Two Extreme Types Of Rental Properties.
I am currently looking at two deals. They are minor rehabs as rentals.
Deal 1:
Listed at $102k
Could get for $90ish hopefully
With $7k in repairs I could get $110-$120k
It is in a good neighborhood near a VERY large development of $200-$400k homes. I was thinking of getting in touch with realtors that I know that work with the new construction and have a month-to-month rent contract for people waiting for their home to be finished. If I could rent it for $1100/month I would do alright I figured. Does anyone have any experience with that?
Deal 2:
Home listed for $79,000
Been on market 1 1/2 years. Originally listed at $120k
Outside COMPLETELY rehabbed, the home looks like a $250k house from the outside. Inside is trashed/stripped. It's like they ran out of money. The area is an old lower class neighborhood of $70k homes.
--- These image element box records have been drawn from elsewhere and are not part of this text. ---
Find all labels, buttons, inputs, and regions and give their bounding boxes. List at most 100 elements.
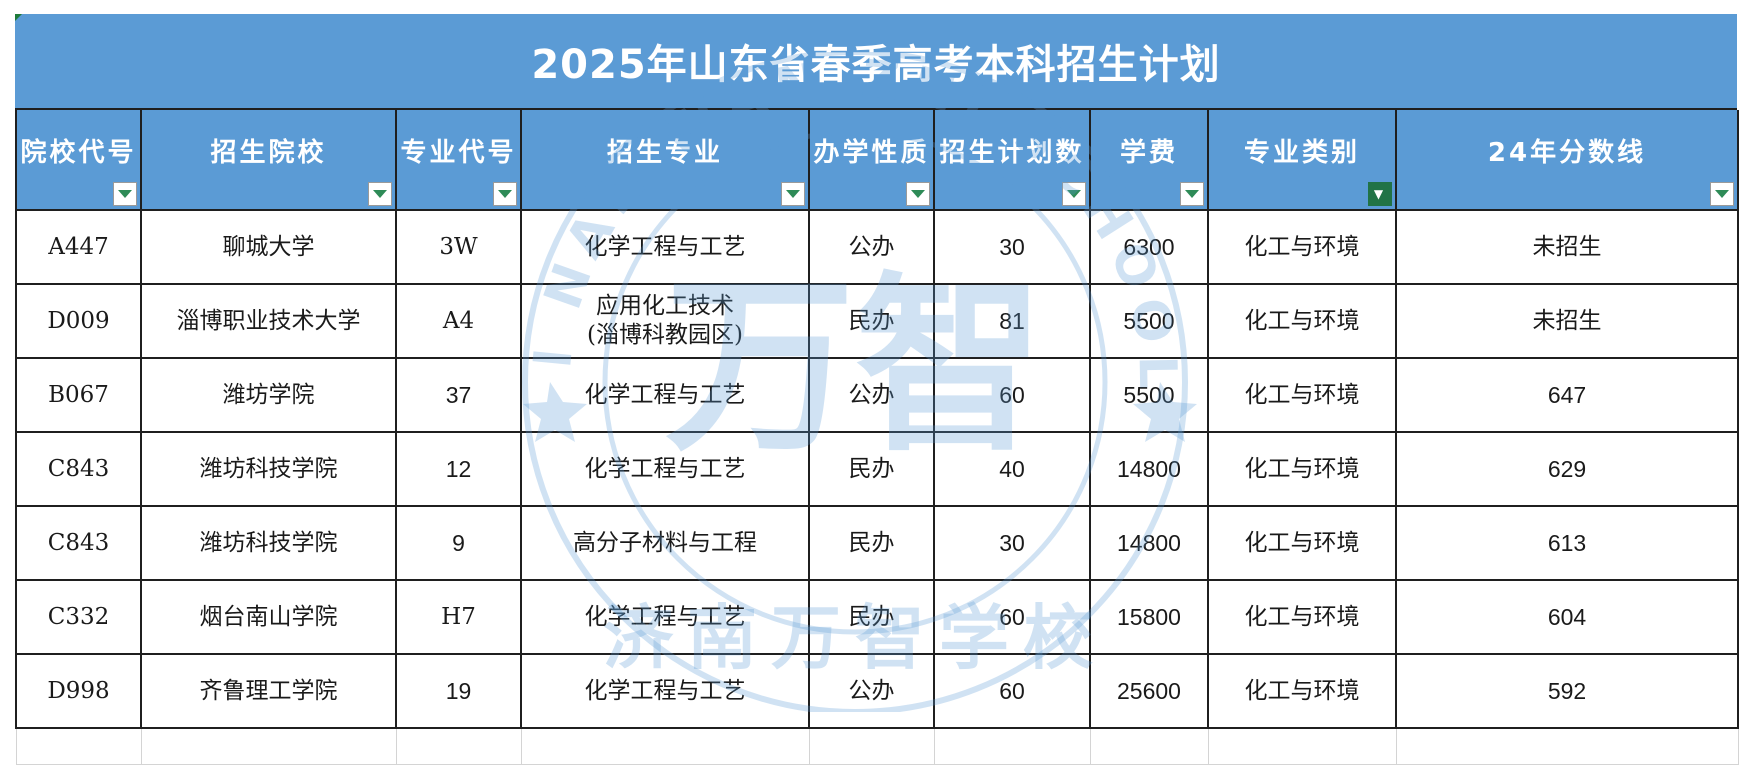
plan-count-cell[interactable]: 30: [933, 505, 1091, 581]
empty-cell[interactable]: [15, 727, 142, 765]
column-header: 招生专业: [520, 110, 810, 211]
school-nature-cell[interactable]: 公办: [808, 209, 935, 285]
major-name-line: 化学工程与工艺: [584, 603, 746, 630]
tuition-cell[interactable]: 14800: [1089, 431, 1209, 507]
table-row: C843 潍坊科技学院 12 化学工程与工艺 民办 40 14800 化工与环境 629: [15, 431, 1739, 507]
school-name-cell[interactable]: 潍坊科技学院: [140, 431, 397, 507]
school-name-cell[interactable]: 潍坊科技学院: [140, 505, 397, 581]
empty-cell[interactable]: [1207, 727, 1397, 765]
empty-cell[interactable]: [1089, 727, 1209, 765]
major-name-cell[interactable]: 化学工程与工艺: [520, 653, 810, 729]
major-code-cell[interactable]: 37: [395, 357, 522, 433]
school-nature-cell[interactable]: 公办: [808, 653, 935, 729]
major-name-line: 高分子材料与工程: [573, 529, 757, 556]
tuition-cell[interactable]: 5500: [1089, 357, 1209, 433]
major-name-cell[interactable]: 应用化工技术 (淄博科教园区): [520, 283, 810, 359]
school-name-cell[interactable]: 聊城大学: [140, 209, 397, 285]
score-line-cell[interactable]: 647: [1395, 357, 1739, 433]
column-header-label: 招生计划数: [939, 138, 1085, 168]
school-name-cell[interactable]: 淄博职业技术大学: [140, 283, 397, 359]
filter-active-icon[interactable]: ▼: [1368, 182, 1392, 206]
school-code-cell[interactable]: C843: [15, 431, 142, 507]
major-name-line: 应用化工技术: [596, 293, 734, 320]
major-category-cell[interactable]: 化工与环境: [1207, 505, 1397, 581]
table-row: A447 聊城大学 3W 化学工程与工艺 公办 30 6300 化工与环境 未招生: [15, 209, 1739, 285]
filter-dropdown-icon[interactable]: [1710, 182, 1734, 206]
empty-cell[interactable]: [520, 727, 810, 765]
column-header: 24年分数线: [1395, 110, 1739, 211]
plan-count-cell[interactable]: 30: [933, 209, 1091, 285]
tuition-cell[interactable]: 6300: [1089, 209, 1209, 285]
table-row: D998 齐鲁理工学院 19 化学工程与工艺 公办 60 25600 化工与环境 592: [15, 653, 1739, 729]
score-line-cell[interactable]: 未招生: [1395, 209, 1739, 285]
plan-count-cell[interactable]: 60: [933, 357, 1091, 433]
school-name-cell[interactable]: 烟台南山学院: [140, 579, 397, 655]
column-header: 办学性质: [808, 110, 935, 211]
plan-count-cell[interactable]: 60: [933, 653, 1091, 729]
major-code-cell[interactable]: 9: [395, 505, 522, 581]
school-nature-cell[interactable]: 民办: [808, 505, 935, 581]
school-name-cell[interactable]: 潍坊学院: [140, 357, 397, 433]
filter-dropdown-icon[interactable]: [493, 182, 517, 206]
filter-dropdown-icon[interactable]: [1180, 182, 1204, 206]
major-name-cell[interactable]: 化学工程与工艺: [520, 431, 810, 507]
major-name-cell[interactable]: 化学工程与工艺: [520, 579, 810, 655]
major-category-cell[interactable]: 化工与环境: [1207, 209, 1397, 285]
major-category-cell[interactable]: 化工与环境: [1207, 653, 1397, 729]
filter-dropdown-icon[interactable]: [113, 182, 137, 206]
column-header-label: 招生院校: [210, 138, 327, 168]
score-line-cell[interactable]: 613: [1395, 505, 1739, 581]
score-line-cell[interactable]: 629: [1395, 431, 1739, 507]
column-header: 招生院校: [140, 110, 397, 211]
major-name-line: (淄博科教园区): [587, 322, 743, 348]
major-name-line: 化学工程与工艺: [584, 677, 746, 704]
school-nature-cell[interactable]: 民办: [808, 579, 935, 655]
score-line-cell[interactable]: 604: [1395, 579, 1739, 655]
major-code-cell[interactable]: 12: [395, 431, 522, 507]
school-nature-cell[interactable]: 公办: [808, 357, 935, 433]
major-code-cell[interactable]: 19: [395, 653, 522, 729]
major-category-cell[interactable]: 化工与环境: [1207, 357, 1397, 433]
major-category-cell[interactable]: 化工与环境: [1207, 579, 1397, 655]
major-name-cell[interactable]: 化学工程与工艺: [520, 209, 810, 285]
major-code-cell[interactable]: A4: [395, 283, 522, 359]
tuition-cell[interactable]: 5500: [1089, 283, 1209, 359]
empty-cell[interactable]: [933, 727, 1091, 765]
tuition-cell[interactable]: 14800: [1089, 505, 1209, 581]
score-line-cell[interactable]: 592: [1395, 653, 1739, 729]
empty-cell[interactable]: [395, 727, 522, 765]
school-name-cell[interactable]: 齐鲁理工学院: [140, 653, 397, 729]
school-code-cell[interactable]: D998: [15, 653, 142, 729]
school-nature-cell[interactable]: 民办: [808, 283, 935, 359]
school-code-cell[interactable]: A447: [15, 209, 142, 285]
filter-dropdown-icon[interactable]: [368, 182, 392, 206]
column-header: 专业类别 ▼: [1207, 110, 1397, 211]
school-code-cell[interactable]: D009: [15, 283, 142, 359]
empty-cell[interactable]: [1395, 727, 1739, 765]
school-code-cell[interactable]: C332: [15, 579, 142, 655]
major-name-cell[interactable]: 高分子材料与工程: [520, 505, 810, 581]
filter-dropdown-icon[interactable]: [1062, 182, 1086, 206]
major-category-cell[interactable]: 化工与环境: [1207, 283, 1397, 359]
empty-row: [15, 727, 1739, 765]
major-code-cell[interactable]: 3W: [395, 209, 522, 285]
major-category-cell[interactable]: 化工与环境: [1207, 431, 1397, 507]
table-body: A447 聊城大学 3W 化学工程与工艺 公办 30 6300 化工与环境 未招生 D009 淄博职…: [15, 209, 1739, 765]
column-header-label: 专业代号: [400, 138, 517, 168]
school-code-cell[interactable]: C843: [15, 505, 142, 581]
filter-dropdown-icon[interactable]: [781, 182, 805, 206]
tuition-cell[interactable]: 15800: [1089, 579, 1209, 655]
school-nature-cell[interactable]: 民办: [808, 431, 935, 507]
tuition-cell[interactable]: 25600: [1089, 653, 1209, 729]
score-line-cell[interactable]: 未招生: [1395, 283, 1739, 359]
major-code-cell[interactable]: H7: [395, 579, 522, 655]
school-code-cell[interactable]: B067: [15, 357, 142, 433]
plan-count-cell[interactable]: 40: [933, 431, 1091, 507]
column-header: 专业代号: [395, 110, 522, 211]
major-name-cell[interactable]: 化学工程与工艺: [520, 357, 810, 433]
empty-cell[interactable]: [140, 727, 397, 765]
filter-dropdown-icon[interactable]: [906, 182, 930, 206]
empty-cell[interactable]: [808, 727, 935, 765]
plan-count-cell[interactable]: 81: [933, 283, 1091, 359]
plan-count-cell[interactable]: 60: [933, 579, 1091, 655]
I could hopefully get in for $70k. With $8k of interior cosmetic fixes I could hopefully refinance for $85k to pay back repairs and get a little extra cash. About five blocks from this house is a $35k/yr college campus. I was thinking of renting this home to 2-3-4 students for $1000-$1100 a month. It is 1600 sq ft and would have an 1100 sq ft finished walkout basement when I was done. It also has a 2 car garage on a shared driveway. I think I could get that much rent from multiple students. Does anyone have any suggestions working with college campuses? Good bad or otherwise?
These would be my first rentals. I am getting a family member to help with the financing/fix up costs.
Thanks a lot
Chase
Chase, Deal #1 may be a better property to rehab and flip. Be careful with Deal#2 many cities have ordinances against unrelated people living in the same house in a single family neighborhood. Hope this helps.
Be careful about students .they are famous for damaging apts . make it a lease and have parents co-sign if possible. just sign me -BEEN THERE
Quote:
On 2004-02-04 04:33, TNTRASH wrote:
Be careful about students .they are famous for damaging apts . make it a lease and have parents co-sign if possible. just sign me -BEEN THERE
I would go for the first house. A few years ago we rented a townhouse we own in a not-so-lovely neighborhood, and took in 3 brothers, late teens/early 20's. They worked construction and promised us the moon, about doing fixes to the property, etc. etc. We recarpeted the entire house as the previous tenant had been there over 5 years and carpet was pretty shabby. Fast forward 10 months and several headaches and threats of eviction later, they skipped. OMG you wouldnt believe the sight we walked into. Back door had been kicked in and never fixed (it would close but couldnt be locked), new carpet absolutely TRASHED, roaches EVERYWHERE, I stopped counting after about 30-some empty Crown Royal bottles, I could go on and on. This place had no doubt been a party palace. Lesson learned, we would have been better off waiting and losing a month's rent than to take these tenants. I will never go that road again. If you did I'd get the maximum security deposit my state would legally allow, have the lease in one person's name and have their parent sign also, let them deal with getting the rent from their roommates. I'd also do, at minimum, quarterly inspections. But all things being equal I'd rather do the first deal if I were you.
Definitely #1...it has a greater upside and if you can get into the short term rental market you'll do great. Get the house in tip top shape, furnish it and then market it to people needing a place to stay for a month or two. Typically those types of arrangements demand more rent too.
Good luck,
Q
I would buy both houses if I can get that much rent because it means cash flow and if you get HELOC, COSI or COFI financing with little or no out of the pocket money you'll be OK. Let the renter pay out that loan. To rent to students successfully, the key is the good deposit and if you can get their parents to sign out for them, even better.